Without doubt, some of these minors deserve the harshest possible, longest-term punishment. But given that Mississippi, at the time of the 2012 Supreme Court ruling, had 87 people serving life-without-parole sentences for teenage crimes, it is fair to ask if this sentence is being applied excessively.
If the answer is “yes,” it may be due to a quirk in the justice system. A story last November by the Mississippi Center for Investigative Reporting noted that the state Legislature has not passed a new law to bring juvenile sentencing in line with U.S. Supreme Court rulings from a few years ago.
In that absence, the Mississippi Supreme Court has given state judges two sentencing options for juveniles convicted of first-degree murder or capital murder.
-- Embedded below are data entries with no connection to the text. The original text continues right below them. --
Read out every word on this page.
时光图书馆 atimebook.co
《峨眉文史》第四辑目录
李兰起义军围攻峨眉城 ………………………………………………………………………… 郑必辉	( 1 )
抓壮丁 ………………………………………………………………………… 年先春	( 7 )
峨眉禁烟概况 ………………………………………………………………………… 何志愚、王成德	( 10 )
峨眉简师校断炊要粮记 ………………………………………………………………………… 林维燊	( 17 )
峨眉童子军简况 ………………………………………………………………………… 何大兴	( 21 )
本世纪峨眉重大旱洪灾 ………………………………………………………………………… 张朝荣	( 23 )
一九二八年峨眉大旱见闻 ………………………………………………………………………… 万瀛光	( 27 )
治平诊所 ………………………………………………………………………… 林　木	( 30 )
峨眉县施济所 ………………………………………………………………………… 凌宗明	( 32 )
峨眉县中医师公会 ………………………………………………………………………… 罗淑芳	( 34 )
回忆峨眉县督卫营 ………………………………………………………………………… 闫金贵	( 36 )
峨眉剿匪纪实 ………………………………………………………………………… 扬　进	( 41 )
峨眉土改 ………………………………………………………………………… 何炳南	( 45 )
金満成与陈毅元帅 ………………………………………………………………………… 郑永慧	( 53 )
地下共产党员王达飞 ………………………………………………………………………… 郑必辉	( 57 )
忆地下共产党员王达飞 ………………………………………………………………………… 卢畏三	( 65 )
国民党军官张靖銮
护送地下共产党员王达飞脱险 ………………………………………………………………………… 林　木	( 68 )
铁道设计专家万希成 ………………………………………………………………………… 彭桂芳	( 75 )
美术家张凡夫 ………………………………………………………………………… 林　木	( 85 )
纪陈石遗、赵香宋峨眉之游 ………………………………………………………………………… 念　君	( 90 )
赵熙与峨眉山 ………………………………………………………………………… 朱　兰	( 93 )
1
Judges can sentence a juvenile to either a life term with parole eligibility after 10 years; or to life without parole.
That’s an easy decision for almost any judge. Few would be willing to risk the release of a young killer after only 10 years in prison. By default, that very likely makes life without parole all but a mandatory sentence, and the U.S. Supreme Court’s ruling last week only seemed to encourage it.
In the case decided last week, the 15-year-old boy was living with his grandparents when the grandfather found a girl in the teen’s bedroom. That same day, the grandfather was fixing a sandwich when another argument started. The grandson stabbed his grandfather eight times, first with a kitchen knife, and then with another one when the original weapon broke. The teen did not call 911, tried to hide the body and fled with his girlfriend.
At the time of the original conviction, state law required life without parole. The 2012 Supreme Court ruling forbade such mandatory sentences, but in a second hearing after that ruling, a judge again gave the defendant a no-parole life sentence.
Was there any other choice? The crime merited much more than 10 years in prison — at least 25 or 30, and maybe more. But life without parole should be reserved for the worst offenders. This troubled, impulsive, angry kid does not seem to meet that definition.
Juvenile justice is tricky. Killers of all ages should be locked up. The question that applies to juveniles is, for how long? Courts and legislatures clearly have work to do on this topic.